Another interesting find was the effect of religion: mothers for whom religion was very important were 81% less likely to have major depressive disorder (MDD) than mothers who did not find religion as important. Furthermore, religion and spirituality importance in parents was associated with lower risk of suicidal behavior in both boys and girls.2
Can treatment prevent the cycle of transmission? Weissman said it is possible if the mothers are treated for depression. One study showed that children’s depression significantly improved after the mother received at least 3 months of treatment.3
“The mother’s improvement, regardless of treatment type would help the child clinically. If you have a depressed child, find out about the mom,” Weissman advised.
Weissman’s decades of research concluded that depression is inheritable, but the cycle can be broken. However, the role of environment is still variable.
“Is it nature or nurture?” Weissman posed during the Q+A session. “We cannot at this time determine how much is genetic and how much is environmental because people who are depressed produce environments that can be toxic.”
When evaluating patients for depression, Weissman suggested asking them about key members of their family: their mother, father, and any biological children. Family, she stressed, is key to targeting treatment for depression.
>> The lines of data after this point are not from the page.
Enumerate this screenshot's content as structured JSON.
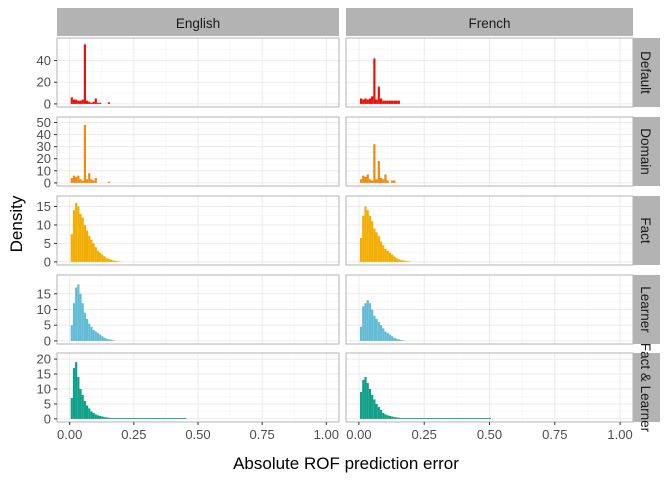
{
  "chart_data": {
    "type": "bar",
    "xlabel": "Absolute ROF prediction error",
    "ylabel": "Density",
    "xlim": [
      0,
      1
    ],
    "x_ticks": [
      "0.00",
      "0.25",
      "0.50",
      "0.75",
      "1.00"
    ],
    "grid": true,
    "columns": [
      "English",
      "French"
    ],
    "bin_width": 0.0085,
    "rows": [
      {
        "name": "Default",
        "color": "#e8110a",
        "ylim": [
          0,
          58
        ],
        "y_ticks": [
          0,
          20,
          40
        ],
        "panels": [
          {
            "column": "English",
            "start": 0.004,
            "values": [
              6,
              4,
              4,
              3,
              3,
              4,
              55,
              3,
              2,
              1,
              2,
              5,
              1,
              1,
              0,
              0,
              0,
              1.5
            ]
          },
          {
            "column": "French",
            "start": 0.004,
            "values": [
              5,
              4,
              5,
              4,
              5,
              7,
              42,
              4,
              16,
              5,
              3,
              3,
              3,
              3,
              3,
              3,
              3,
              3
            ]
          }
        ]
      },
      {
        "name": "Domain",
        "color": "#f08a0b",
        "ylim": [
          0,
          52
        ],
        "y_ticks": [
          0,
          10,
          20,
          30,
          40,
          50
        ],
        "panels": [
          {
            "column": "English",
            "start": 0.004,
            "values": [
              4,
              6,
              5,
              6,
              3,
              2,
              48,
              3,
              8,
              3,
              2,
              4,
              0,
              0,
              0,
              0,
              0,
              1
            ]
          },
          {
            "column": "French",
            "start": 0.004,
            "values": [
              3,
              6,
              5,
              7,
              3,
              2,
              32,
              3,
              18,
              4,
              3,
              7,
              2,
              0,
              2,
              2,
              0,
              0
            ]
          }
        ]
      },
      {
        "name": "Fact",
        "color": "#f2ae03",
        "ylim": [
          0,
          17
        ],
        "y_ticks": [
          0,
          5,
          10,
          15
        ],
        "panels": [
          {
            "column": "English",
            "start": 0.004,
            "values": [
              7.5,
              14,
              16,
              15,
              13,
              12,
              10,
              8.5,
              7,
              6,
              5,
              4,
              3,
              2.5,
              2,
              1.5,
              1,
              0.8,
              0.6,
              0.4,
              0.3,
              0.2,
              0.1
            ]
          },
          {
            "column": "French",
            "start": 0.004,
            "values": [
              6.5,
              12.5,
              15,
              14,
              12.5,
              11,
              9,
              8,
              7,
              5.5,
              4.5,
              3.5,
              3,
              2.5,
              2,
              1.5,
              1,
              0.7,
              0.5,
              0.4,
              0.3,
              0.2,
              0.1
            ]
          }
        ]
      },
      {
        "name": "Learner",
        "color": "#62bcd6",
        "ylim": [
          0,
          20
        ],
        "y_ticks": [
          0,
          5,
          10,
          15
        ],
        "panels": [
          {
            "column": "English",
            "start": 0.004,
            "values": [
              5,
              12,
              17,
              18,
              15,
              12,
              9,
              7,
              5.5,
              4.5,
              3.5,
              3,
              2.5,
              2,
              1.5,
              1,
              0.7,
              0.5,
              0.4,
              0.2
            ]
          },
          {
            "column": "French",
            "start": 0.004,
            "values": [
              4.5,
              11,
              12,
              13,
              12,
              10,
              8,
              7,
              6,
              5,
              4,
              3,
              2.5,
              2,
              1.5,
              1,
              0.7,
              0.5,
              0.3,
              0.2
            ]
          }
        ]
      },
      {
        "name": "Fact & Learner",
        "color": "#0fa088",
        "ylim": [
          0,
          21
        ],
        "y_ticks": [
          0,
          5,
          10,
          15,
          20
        ],
        "panels": [
          {
            "column": "English",
            "start": 0.004,
            "values": [
              7,
              17,
              19,
              14,
              10,
              8,
              6,
              4.5,
              3.5,
              2.5,
              2,
              1.5,
              1.2,
              1,
              0.8,
              0.6,
              0.5,
              0.4,
              0.3,
              0.3,
              0.3,
              0.3,
              0.3,
              0.3,
              0.3,
              0.3,
              0.3,
              0.3,
              0.3,
              0.3,
              0.3,
              0.3,
              0.3,
              0.3,
              0.3,
              0.3,
              0.3,
              0.3,
              0.3,
              0.3,
              0.3,
              0.3,
              0.3,
              0.3,
              0.3,
              0.3,
              0.3,
              0.3,
              0.3,
              0.3,
              0.3,
              0.3,
              0.3
            ]
          },
          {
            "column": "French",
            "start": 0.004,
            "values": [
              9,
              13,
              14,
              12,
              10,
              8,
              6.5,
              5,
              4,
              3,
              2,
              1.5,
              1.2,
              1,
              0.8,
              0.6,
              0.5,
              0.4,
              0.3,
              0.3,
              0.3,
              0.3,
              0.3,
              0.3,
              0.3,
              0.3,
              0.3,
              0.3,
              0.3,
              0.3,
              0.3,
              0.3,
              0.3,
              0.3,
              0.3,
              0.3,
              0.3,
              0.3,
              0.3,
              0.3,
              0.3,
              0.3,
              0.3,
              0.3,
              0.3,
              0.3,
              0.3,
              0.3,
              0.3,
              0.3,
              0.3,
              0.3,
              0.3,
              0.3,
              0.3,
              0.3,
              0.3,
              0.3,
              0.3
            ]
          }
        ]
      }
    ]
  }
}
1. van Dijk M, Murphy E, Posner JE, et al. Association of multigenerational family history of depression with lifetime depressive and other psychiatric disorders in children: results from the Adolescent Brain Cognitive Development (ABCD) study. JAMA Psychiatry. 2021.
2. Miller L, Warner V, Wickramaratne P, Weissman M. Religiosity and depression: ten-year follow-up of depressed mothers and offspring. J Am Acad Child Adolesc Psychiatry. 1997;36(10):1416-25.
3. Weissman M, Pilowsky DJ, Wickramaratne P, et al. Remissions in maternal depression and child psychopathology: a STAR*D-child report. JAMA. 2006;295(12):1389-98.